Día 5- Esta epidemia* deja ver también que cuando se descolocan los “arriba y abajo” en una sociedad, hay una unión que se siente quebrantable, es como un raro estado de “nueva normalidad” que todos saben que se romperá apenas los de arriba puedan subir y los de abajo no puedan, por decirlo de alguna manera. El sitio de la ciudad hace que todos seamos “los de abajo”, los apestados. En definitiva, no se puede decir que haya carencia aquí, la gente sigue yendo al cine, se sigue presentando teatro, los restoranes siguen llenos, el dinero no cesa de cambiar de manos, pero eso no es suficiente para que la gente sonría, hace mucho que no se ve a alguien en la calle siquiera levantar el mentón, eso me lo hizo notar un hombre bueno, que me pidió no dar su nombre, me pidió consejo de cómo comenzar un libro, era una escena de un caballo en galope, algo obsesivo. Benditos sean aquellos que en tiempos como los que la ciudad está pasando puedan dedicarse a lo suyo como si nada pasara.
Día 6- Así como en estas tierras pasaran árabes, islámicos y franceses, los originarios (nota del traductor: la palabra original era “aborígenes”, pero depende en qué época se lea, esto puede resultar ofensivo) bereberes recibieron en 1505 a las expediciones españolas, apenas 13 años después de la llegada de Colón a otras costas – ¡eureka!, por eso el sincretismo se me hacía conocido- con sus lógicas consecuencias: la ciudad fue devastada, luego abandonada y luego habitada nuevamente. Estamos ante otro tipo de devastación, la de la epidemia*. Que recuerde esa mezcla de culturas no es casual, y hablando de casualidades, las obsesiones se manifiestan en el momento en que uno ya no las busca. El día de hoy se me acercó una gitana e insistió en leerme la mano, la dejé hacerlo porque la gente tiene que seguir lo suyo, aunque lo que haga no tenga sentido en circunstancias especiales, tiene que seguir haciéndolo. No sólo es el sustento diario, es el pan de la autoafirmación. El hecho de que sea una quiromante la que intente continuar una práctica que no tiene sentido encierra en sí una paradoja. El espíritu de la superstición es el de darle un sentido a la existencia, adivinar ese sentido a futuro es el siguiente paso lógico, todo esto mediante ver los significados en cada señal, por pequeña que sea, como la raya de una mano, pero, ¿qué tal que para esta pandemia* no hay sentido?, ¿qué tal si en realidad no hay sentido de nada en la vida? y uno buscando señales y significados en donde no hay nada. ¿No es hermoso que una psíquica busque con desesperación el sentido de su trabajo propinando sentido en una ciudad donde ya nada tiene sentido?

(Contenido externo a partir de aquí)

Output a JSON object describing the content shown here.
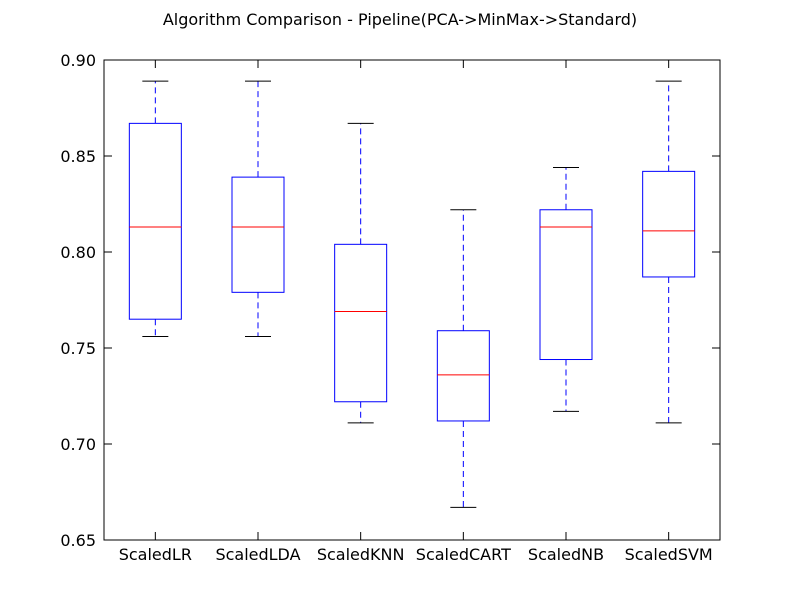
{
  "chart_data": {
    "type": "boxplot",
    "title": "Algorithm Comparison - Pipeline(PCA->MinMax->Standard)",
    "xlabel": "",
    "ylabel": "",
    "ylim": [
      0.65,
      0.9
    ],
    "yticks": [
      "0.65",
      "0.70",
      "0.75",
      "0.80",
      "0.85",
      "0.90"
    ],
    "grid": false,
    "colors": {
      "box": "#0000ff",
      "median": "#ff0000",
      "cap": "#000000",
      "frame": "#000000"
    },
    "categories": [
      "ScaledLR",
      "ScaledLDA",
      "ScaledKNN",
      "ScaledCART",
      "ScaledNB",
      "ScaledSVM"
    ],
    "boxes": [
      {
        "name": "ScaledLR",
        "whisker_low": 0.756,
        "q1": 0.765,
        "median": 0.813,
        "q3": 0.867,
        "whisker_high": 0.889
      },
      {
        "name": "ScaledLDA",
        "whisker_low": 0.756,
        "q1": 0.779,
        "median": 0.813,
        "q3": 0.839,
        "whisker_high": 0.889
      },
      {
        "name": "ScaledKNN",
        "whisker_low": 0.711,
        "q1": 0.722,
        "median": 0.769,
        "q3": 0.804,
        "whisker_high": 0.867
      },
      {
        "name": "ScaledCART",
        "whisker_low": 0.667,
        "q1": 0.712,
        "median": 0.736,
        "q3": 0.759,
        "whisker_high": 0.822
      },
      {
        "name": "ScaledNB",
        "whisker_low": 0.717,
        "q1": 0.744,
        "median": 0.813,
        "q3": 0.822,
        "whisker_high": 0.844
      },
      {
        "name": "ScaledSVM",
        "whisker_low": 0.711,
        "q1": 0.787,
        "median": 0.811,
        "q3": 0.842,
        "whisker_high": 0.889
      }
    ]
  }
}
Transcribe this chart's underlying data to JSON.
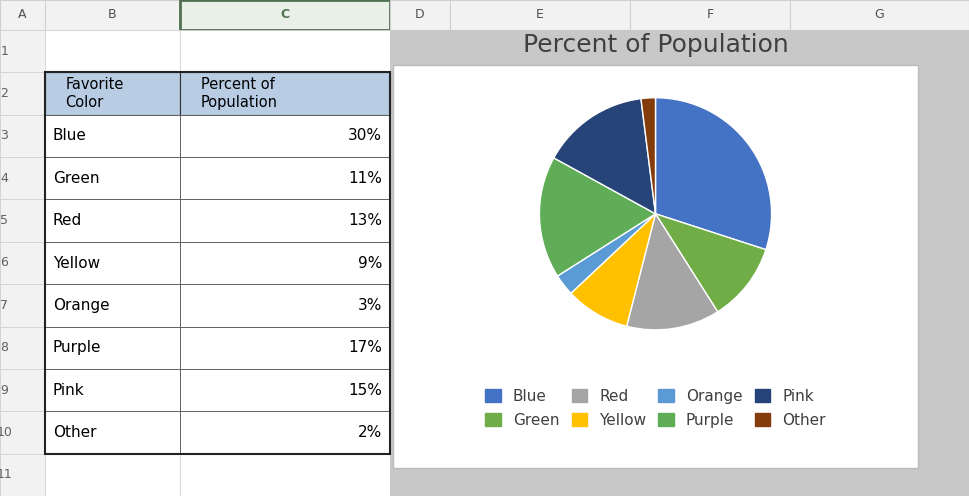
{
  "title": "Percent of Population",
  "labels": [
    "Blue",
    "Green",
    "Red",
    "Yellow",
    "Orange",
    "Purple",
    "Pink",
    "Other"
  ],
  "values": [
    30,
    11,
    13,
    9,
    3,
    17,
    15,
    2
  ],
  "pie_colors": [
    "#4472C4",
    "#70AD47",
    "#A5A5A5",
    "#FFC000",
    "#5B9BD5",
    "#70AD47",
    "#264478",
    "#843C0C"
  ],
  "pie_colors_correct": [
    "#4472C4",
    "#70AD47",
    "#9E9E9E",
    "#FFC000",
    "#5BA3C9",
    "#5FAD56",
    "#1F3864",
    "#843C0C"
  ],
  "title_fontsize": 18,
  "legend_fontsize": 11,
  "bg_color": "#C8C8C8",
  "chart_bg": "#FFFFFF",
  "startangle": 90,
  "table_header_color": "#B8CCE4",
  "table_rows": [
    [
      "Blue",
      "30%"
    ],
    [
      "Green",
      "11%"
    ],
    [
      "Red",
      "13%"
    ],
    [
      "Yellow",
      "9%"
    ],
    [
      "Orange",
      "3%"
    ],
    [
      "Purple",
      "17%"
    ],
    [
      "Pink",
      "15%"
    ],
    [
      "Other",
      "2%"
    ]
  ],
  "col_labels": [
    "A",
    "B",
    "C",
    "D",
    "E",
    "F",
    "G"
  ],
  "excel_col_header_bg": "#F2F2F2",
  "excel_col_header_active_bg": "#E8F0E8",
  "excel_col_header_active_border": "#507050",
  "excel_row_header_bg": "#F2F2F2",
  "excel_grid_color": "#D0D0D0",
  "excel_bg": "#C8C8C8"
}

Día 7- Desde el Grand Marais empaco mis artefactos con cierta tristeza, probablemente contagiado por la pesadumbre de la nueva cotidianeidad extendida por casi un año aquí en Orán, una “crisis” que se extiende un año no es una “crisis”, es un nuevo orden, me digo, así como un resfriado repetido no es tan atípico. Tal vez mi tristeza se deba a dejar a todas estas personas con las que he entablado ciertos lazos, ellos son muy cálidos, casi caribeños. Me da también un poco de culpa dejarlos sin poder advertirles – por ética de mi profesión transdimensional – que pronto la pandemia* se irá, pero poco a poco, con subidas intermedias de casos, y sin poder advertirles que nada de lo que han hecho ha servido, ni rezos, ni quema de cadáveres, ni la higiene obsesiva, aunque rudimentaria para mí. Todo sigue su propio cause y lo único que tenemos probado en la historia es la bendición de la cuarentena, que llegó gracias a que podemos organizarnos en conjunto.

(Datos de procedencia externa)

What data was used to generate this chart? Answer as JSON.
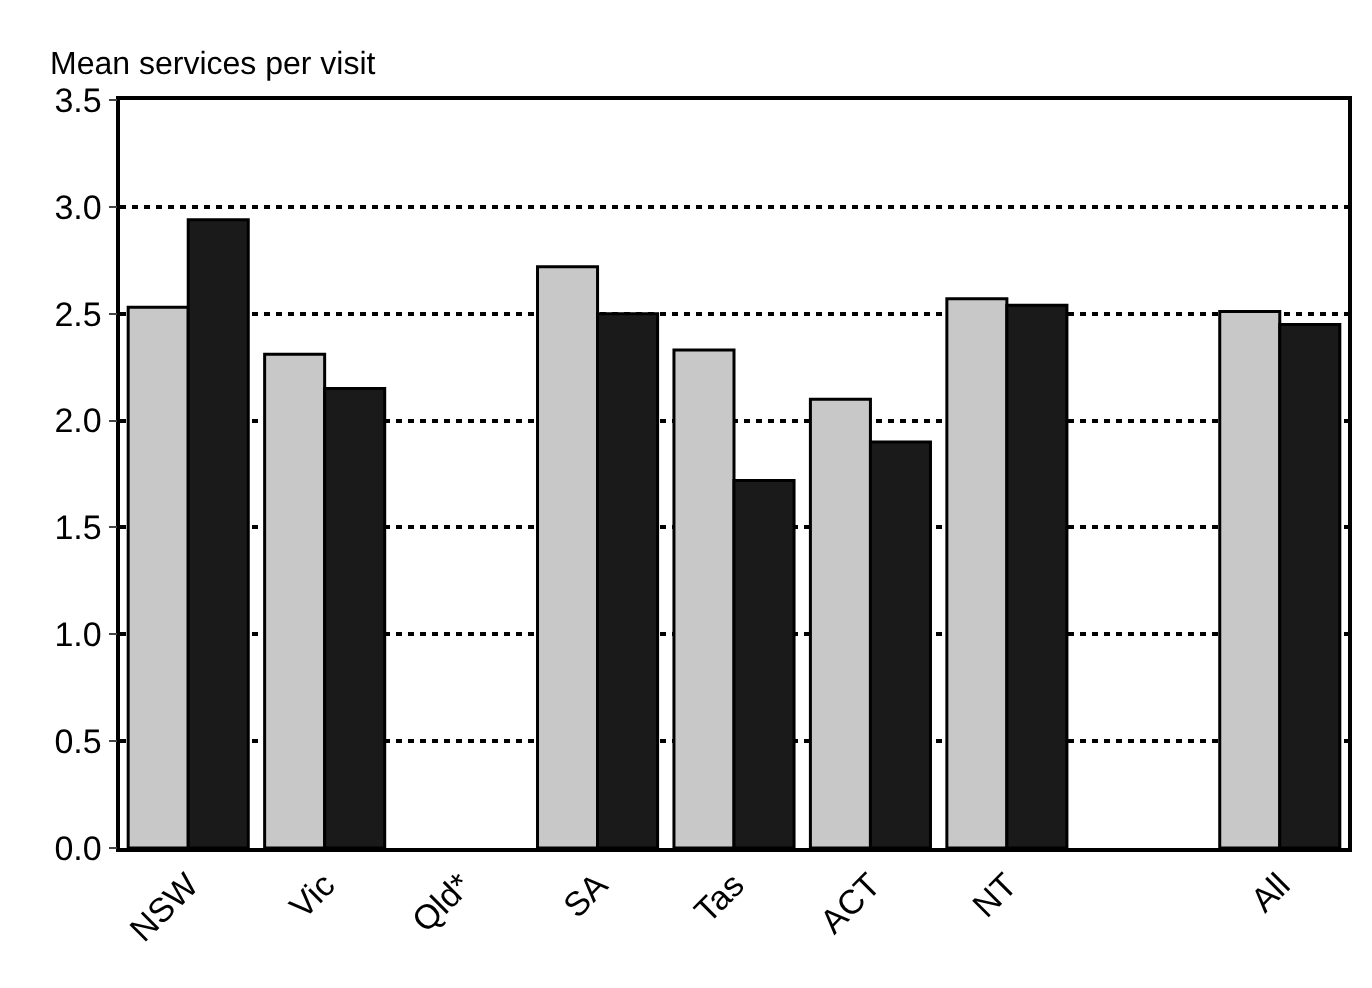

Mi encuentro con el famoso Dr. Bernard Rieux fue breve. Mientras tomada despacio mi último café en la avenida principal de la ciudad, un ritual imprescindible para mí, para saborear el último sorbo de una ciudad, un hombre a mi espalda, mientras escribía decía en voz alta algo de un bacilo que no se va, que puede estar guardado allí en cualquier parte y por siglos, siempre esperando que lance a las ratas a infectarlo todo, o algo así. No pude hacer nada por ellos, en cierto modo, ya estaban condenados.
Gracias, Orán.
*Nota del Traductor: cambié la palabra “peste” por “epidemia” o “pandemia”. Deduzco a partir de los registros históricos que debido a que lo leerán en el segundo decenio del Siglo XXI, “epidemia” y “pandemia” pueden ser unas palabras más cercanas, aunque “peste” sea una enfermedad específica.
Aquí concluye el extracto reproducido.